You Decide The Distance You Love Someone From
I saw my therapist yesterday.
I hadn’t seen her in eight months. I went to see her to talk about the flashbacks I’ve been having. Like I said, it’s my body’s way of telling me it’s time to deal with another piece of this.
She helps me deal.
She doesn’t tell me what to do, she simply listens and untangles my thoughts so I can make sense of them and do something with them. She challenges me.
I came to her with a question.
I still have a relationship with the person in those flashbacks. They’re family and I have a strong sense of duty towards them. However, as you might imagine, it’s a strained and challenging relationship. If anyone else treated me like this I wouldn’t give them the time of day let alone keep them in my life. But again, family. Duty.
My question was should I have less contact with this person or even take a break from all contact? Or should I carry on the status quo contact wise and focus on changing my response to them?
I know I need to set boundaries. I just don’t know what those boundaries are.
That’s what she’s helping me figure out. She’s helping me decide for myself what those boundaries should look like by laying out all the pros and cons of each option on paper. She asks me questions and writes down my responses. It’s called a cost-benefit analysis. She doesn’t judge any of my answers and she’s adamant I don’t judge them either. It doesn’t matter what you think you should feel, it matters what you do feel. This isn’t about right and wrong or rational and irrational, it’s about what’s actually going on in your brain.
She sent me home with a copy of her notes.

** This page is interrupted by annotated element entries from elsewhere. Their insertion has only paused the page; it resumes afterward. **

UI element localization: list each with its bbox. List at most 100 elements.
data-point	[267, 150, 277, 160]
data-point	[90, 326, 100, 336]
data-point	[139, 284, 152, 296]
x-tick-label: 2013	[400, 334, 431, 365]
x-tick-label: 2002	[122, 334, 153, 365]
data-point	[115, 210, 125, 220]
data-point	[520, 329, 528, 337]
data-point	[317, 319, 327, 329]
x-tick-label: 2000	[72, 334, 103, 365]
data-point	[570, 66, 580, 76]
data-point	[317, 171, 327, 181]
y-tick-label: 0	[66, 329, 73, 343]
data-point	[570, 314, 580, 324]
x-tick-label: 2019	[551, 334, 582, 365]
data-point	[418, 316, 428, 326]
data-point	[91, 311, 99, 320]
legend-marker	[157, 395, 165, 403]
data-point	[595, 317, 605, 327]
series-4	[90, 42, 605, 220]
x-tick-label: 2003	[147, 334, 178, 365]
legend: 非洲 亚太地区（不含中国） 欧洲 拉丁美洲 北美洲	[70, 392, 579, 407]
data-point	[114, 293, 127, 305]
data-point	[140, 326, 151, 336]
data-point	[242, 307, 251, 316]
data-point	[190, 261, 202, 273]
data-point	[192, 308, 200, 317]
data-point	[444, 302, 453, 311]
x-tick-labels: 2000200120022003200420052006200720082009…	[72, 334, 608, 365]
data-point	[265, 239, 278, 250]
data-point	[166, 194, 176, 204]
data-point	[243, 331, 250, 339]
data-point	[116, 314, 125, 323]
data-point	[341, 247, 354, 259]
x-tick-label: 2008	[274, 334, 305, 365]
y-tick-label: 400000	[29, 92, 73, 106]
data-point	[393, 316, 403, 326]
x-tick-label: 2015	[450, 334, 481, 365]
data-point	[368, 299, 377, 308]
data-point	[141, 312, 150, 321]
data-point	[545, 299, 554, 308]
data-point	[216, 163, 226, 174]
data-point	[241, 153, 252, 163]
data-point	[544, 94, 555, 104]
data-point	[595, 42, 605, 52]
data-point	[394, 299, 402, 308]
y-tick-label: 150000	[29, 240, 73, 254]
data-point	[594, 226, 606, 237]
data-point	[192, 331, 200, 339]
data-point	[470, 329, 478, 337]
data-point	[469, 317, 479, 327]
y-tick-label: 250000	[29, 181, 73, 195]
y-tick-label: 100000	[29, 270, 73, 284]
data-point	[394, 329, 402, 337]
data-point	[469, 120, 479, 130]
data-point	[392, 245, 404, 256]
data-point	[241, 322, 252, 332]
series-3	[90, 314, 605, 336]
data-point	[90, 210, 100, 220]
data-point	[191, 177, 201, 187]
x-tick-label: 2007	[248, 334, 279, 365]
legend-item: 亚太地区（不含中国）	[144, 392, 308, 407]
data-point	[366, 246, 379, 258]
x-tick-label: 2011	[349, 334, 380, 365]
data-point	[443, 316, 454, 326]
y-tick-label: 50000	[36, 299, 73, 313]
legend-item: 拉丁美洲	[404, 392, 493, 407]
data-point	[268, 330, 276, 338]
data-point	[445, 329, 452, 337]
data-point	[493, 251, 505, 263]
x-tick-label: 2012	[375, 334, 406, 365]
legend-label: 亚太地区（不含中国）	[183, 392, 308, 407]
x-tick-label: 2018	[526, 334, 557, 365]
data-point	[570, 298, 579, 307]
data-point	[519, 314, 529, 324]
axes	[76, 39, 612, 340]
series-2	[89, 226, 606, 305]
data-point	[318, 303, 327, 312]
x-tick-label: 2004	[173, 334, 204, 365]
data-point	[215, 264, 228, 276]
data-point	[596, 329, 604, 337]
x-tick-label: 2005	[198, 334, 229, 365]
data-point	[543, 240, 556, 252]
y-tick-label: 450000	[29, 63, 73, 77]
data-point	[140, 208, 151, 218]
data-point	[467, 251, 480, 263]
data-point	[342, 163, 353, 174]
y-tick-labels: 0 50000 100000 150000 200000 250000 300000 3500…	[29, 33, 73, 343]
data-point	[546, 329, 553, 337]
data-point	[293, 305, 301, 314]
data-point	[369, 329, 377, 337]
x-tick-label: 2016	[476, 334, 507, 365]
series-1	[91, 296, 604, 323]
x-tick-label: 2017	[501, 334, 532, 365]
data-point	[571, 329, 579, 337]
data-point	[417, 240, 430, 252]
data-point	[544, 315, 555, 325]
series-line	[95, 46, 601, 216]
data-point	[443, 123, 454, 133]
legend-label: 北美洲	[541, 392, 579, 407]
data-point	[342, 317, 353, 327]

There’s something remarkably powerful about reading your own thoughts on paper, especially when they’re recorded by someone else. Between that and your gut response the way forward starts becoming pretty clear…
I’m still figuring out the details, but in the meantime I’m reminding myself of this:
You decide the distance you love someone from.
Photo taken at Ella’s Uncle coffee shop on Dundas West in Toronto. That light was magic.